Günümüzde İsrail, Filistin’i onların açtığı yoldan yürüyerek yok ediyor. Bazı İsrail devlet adamları HAMAS’ı kendilerinin kurdurduklarını söylüyor. Haydi doğru değil, diyelim; en azından içine sızmış ve bazı konularda desteklemişlerdir. Netanyahu’nun iktidara gelmesinde HAMAS eylemlerinin büyük etkisi olduğu iddiası var. Elkaide’den IŞİD’e, PKK, PYD’den HAMAS’a, ASALA’ya … Hepsinde aynı devletlerin ve istihbarat örgütlerinin parmak izi görülür. Ya bizzat kurarlar ya da kurulanın yönetiminde etkinlik kazanırlar.
Milletler, toplumlar, kişiler, ne kadar uyanık olurlarsa olsunlar, aldanmaktan kolay kolay kurtulamazlar. Bir bakarsınız yıllardır oy verdiğiniz bir lider ya da konferanslarını, katıldığı toplantıları hiç kaçırmadığınız, düşüncelerine hayran olduğunuz kişi tam karşı kampa geçivermiş. En ağza alınmayacak sözlerle karşı tarafı eleştiren, sizin düşüncelerinize tercüman olurken biraz ileri gittiğini bile düşündüğünüz lider, eleştirdiğiyle canciğer kuzu sarması oluvermiş. Kendinizi ortada kalakalmış hissedersiniz. Sizin beliniz onunki kadar kıvrak olmadığı için onunla birlikte dönemez, küser, köşenize çekilirsiniz. “Keşke elim, kolum kırılaydı.” demenin yararı yok. Kendinizi ihanete uğramış hissetmenin öfkesini boşaltacak yer bulamazsınız.

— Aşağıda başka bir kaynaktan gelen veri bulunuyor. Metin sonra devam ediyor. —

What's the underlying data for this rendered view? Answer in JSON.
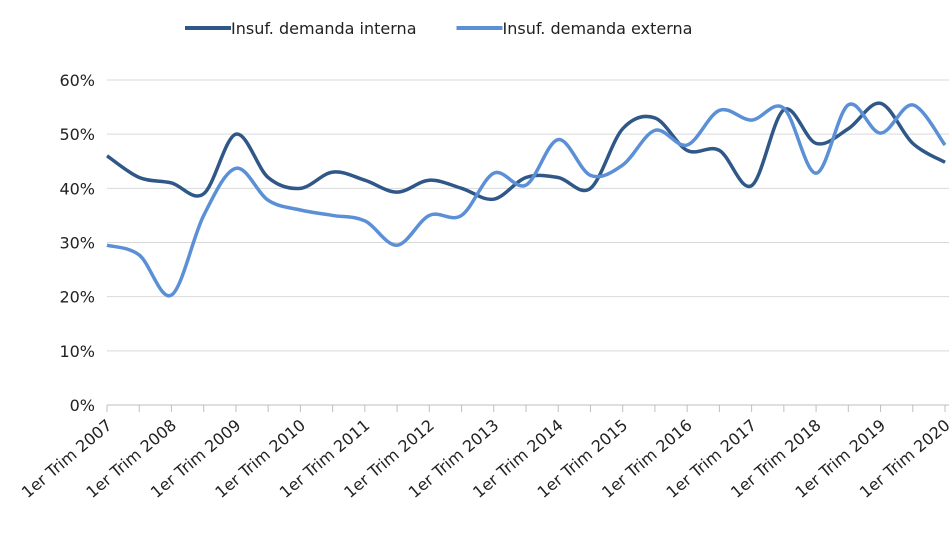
{
  "chart_data": {
    "type": "line",
    "categories": [
      "1er Trim 2007",
      null,
      "1er Trim 2008",
      null,
      "1er Trim 2009",
      null,
      "1er Trim 2010",
      null,
      "1er Trim 2011",
      null,
      "1er Trim 2012",
      null,
      "1er Trim 2013",
      null,
      "1er Trim 2014",
      null,
      "1er Trim 2015",
      null,
      "1er Trim 2016",
      null,
      "1er Trim 2017",
      null,
      "1er Trim 2018",
      null,
      "1er Trim 2019",
      null,
      "1er Trim 2020"
    ],
    "series": [
      {
        "name": "Insuf. demanda interna",
        "color": "#2f5787",
        "values": [
          46,
          42,
          41,
          39,
          50,
          42,
          40,
          43,
          41.5,
          39.3,
          41.5,
          40,
          38,
          42,
          42,
          40,
          51,
          53,
          47,
          47,
          40.5,
          54.5,
          48.3,
          51,
          55.7,
          48.3,
          44.8
        ]
      },
      {
        "name": "Insuf. demanda externa",
        "color": "#5b8fd6",
        "values": [
          29.5,
          27.7,
          20.3,
          35,
          43.7,
          37.8,
          36,
          35,
          34,
          29.5,
          35,
          35,
          42.8,
          40.6,
          49,
          42.4,
          44.3,
          50.7,
          48,
          54.4,
          52.6,
          54.8,
          42.8,
          55.4,
          50.2,
          55.4,
          48
        ]
      }
    ],
    "ylim": [
      0,
      60
    ],
    "yticks": [
      {
        "value": 0,
        "label": "0%"
      },
      {
        "value": 10,
        "label": "10%"
      },
      {
        "value": 20,
        "label": "20%"
      },
      {
        "value": 30,
        "label": "30%"
      },
      {
        "value": 40,
        "label": "40%"
      },
      {
        "value": 50,
        "label": "50%"
      },
      {
        "value": 60,
        "label": "60%"
      }
    ],
    "grid": true,
    "legend": "top"
  }
}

Çare var mı? Yok gibi görünüyor. Ama en azından aykırılıkların ilk belirtileri ortaya çıktığında kuşkuya düşmek, hassaslaşmak, dikkatle izleyerek durumun daha kötüye gittiği gözlendiği anda onlardan uzaklaşmayı bilmek gerekir. Ne yazık ki birçok kişi bütün aykırılıkları gördükten sonra bile büyülenmiş gibi aynı kişilerin ardından yürümeyi sürdürüyor. Haydi bunların bir kısmı bazı çıkarlar uğruna uzaklaşamayan zayıf kişilikli insanlar diyelim de, geri kalanlara ne oluyor anlamak mümkün değil. Çok yazık!